E lui capì le sue intenzioni.
«Nemmeno io», le rispose con un sorrisetto piuttosto saccente, nonostante Saya non avesse potuto vederlo dalla sua posizione, ma poi con un gesto repentino le spostò le mani dal petto e si voltò fino a che non riuscì a guardarla negli occhi.
«Vai a prendere le tue cose, ti aspetto vicino al cancello. E se dovessi incontrare Yuri o Boris, dì loro di non rompere le scatole!», disse poi stizzito, nonostante il sorrisetto che ancora faceva capolino sulle sue labbra.
«Che intenzioni hai?», gli chiese però lei, assottigliando lo sguardo per capire cosa avesse in mente.
«Lo scoprirai…».
Kai le soffiò poi la risposta esattamente vicino l’orecchio, facendole così correre dei brividi di piacere lungo la schiena, cosa che la fece avvampare come tutte le volte in cui lui le stava vicino. Soprattutto dopo aver condiviso con il ragazzo dei momenti molto speciali…
Così non le rimase altro da fare che voltargli le spalle con un sorrisetto malizioso, mentre con uno scatto da far invidia al più rapido corridore del Giappone, corse in aula a recuperare la sua cartella.
 
 
 
 
Boris invece, dopo aver lanciato uno sguardo preoccupato in direzione di Kai, e dopo che lui si fu lanciato dietro Saya, aveva convenuto di seguire dentro la scuola la sua nuova amica.

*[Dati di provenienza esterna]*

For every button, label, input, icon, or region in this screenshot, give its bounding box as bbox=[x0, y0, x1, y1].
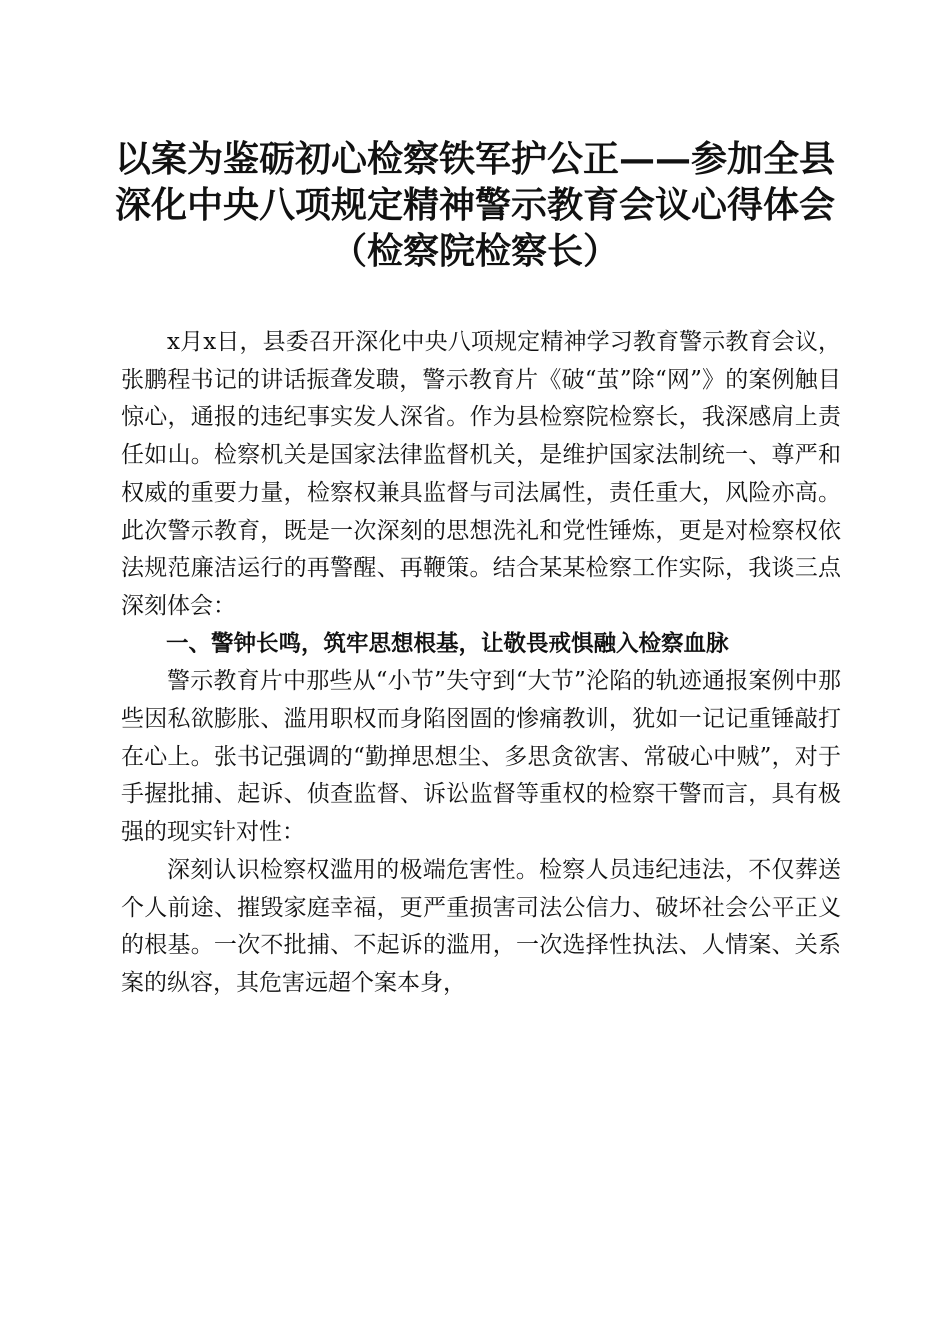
title-line-1: 以案为鉴砺初心检察铁军护公正——参加全县 bbox=[114, 138, 835, 180]
section-heading-1: 一、警钟长鸣，筑牢思想根基，让敬畏戒惧融入检察血脉 bbox=[166, 630, 729, 657]
document-body bbox=[121, 324, 841, 1003]
intro-paragraph: x月x日，县委召开深化中央八项规定精神学习教育警示教育会议，张鹏程书记的讲话振聋发聩，警示教育片《破“茧”除“网”》的案例触目惊心，通报的违纪事实发人深省。作为县检察院检察长，我深感肩上责任如山。检察机关是国家法律监督机关，是维护国家法制统一、尊严和权威的重要力量，检察权兼具监督与司法属性，责任重大，风险亦高。此次警示教育，既是一次深刻的思想洗礼和党性锤炼，更是对检察权依法规范廉洁运行的再警醒、再鞭策。结合某某检察工作实际，我谈三点深刻体会： bbox=[121, 329, 841, 619]
body-paragraph-1: 警示教育片中那些从“小节”失守到“大节”沦陷的轨迹通报案例中那些因私欲膨胀、滥用职权而身陷囹圄的惨痛教训，犹如一记记重锤敲打在心上。张书记强调的“勤掸思想尘、多思贪欲害、常破心中贼”，对于手握批捕、起诉、侦查监督、诉讼监督等重权的检察干警而言，具有极强的现实针对性： bbox=[121, 668, 841, 846]
title-line-2: 深化中央八项规定精神警示教育会议心得体会 bbox=[114, 184, 835, 226]
document-title bbox=[100, 136, 850, 274]
body-paragraph-2: 深刻认识检察权滥用的极端危害性。检察人员违纪违法，不仅葬送个人前途、摧毁家庭幸福，更严重损害司法公信力、破坏社会公平正义的根基。一次不批捕、不起诉的滥用，一次选择性执法、人情案、关系案的纵容，其危害远超个案本身， bbox=[121, 856, 841, 996]
title-line-3: （检察院检察长） bbox=[330, 230, 619, 272]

Il tutto inoltre era avvenuto sotto gli sguardi perplessi e leggermente allucinati di Yuri e Julia, che non ci stavano più capendo nulla di ciò che stava succedendo ai loro amici. Avevano visto Saya inviperita, Mira risoluta, Kai alterato e Boris amareggiato, ma il perché di tutte quelle reazioni non lo avevano capito a pieno. Avevano capito che la Nakamura voleva conquistare Hiwatari, che Boris aveva una cotta per quella strana ragazza e che la nipote del presidente Ditenji era gelosa della nuova arrivata, ma oltre quello o del perché fossero tutti scappati dal cortile della scuola, lasciando loro basiti, non lo avevano ancora compreso. In più Kuznetsov aveva scelto di seguire Mira verso l’entrata dell’edificio, piuttosto che affiancarsi a loro per provare anche solo a spiegare cosa stava succedendo, per cui entrambi convennero che raggiungere i loro club sarebbe stato un’espediente migliore che rimanere imbambolati nel giardino.
Nel frattempo il russo era riuscito a raggiungere la sconfitta, che col suo passo spedito era riuscita a raggiungere gli armadietti, e con la sua solita nonchalance si stava cambiando le scarpe senza minimamente averlo degnato della sua considerazione.
Il che lo aveva lasciato incredibilmente indispettito.
«Hey!», la richiamò quando riuscì ad arrivarle accanto, ma lei aveva sul volto un’aria così arcigna che in un primo momento rimase interdetto da quella visione. Non lo aveva nemmeno guardato, ma era riuscito a capire che fosse incredibilmente arrabbiata.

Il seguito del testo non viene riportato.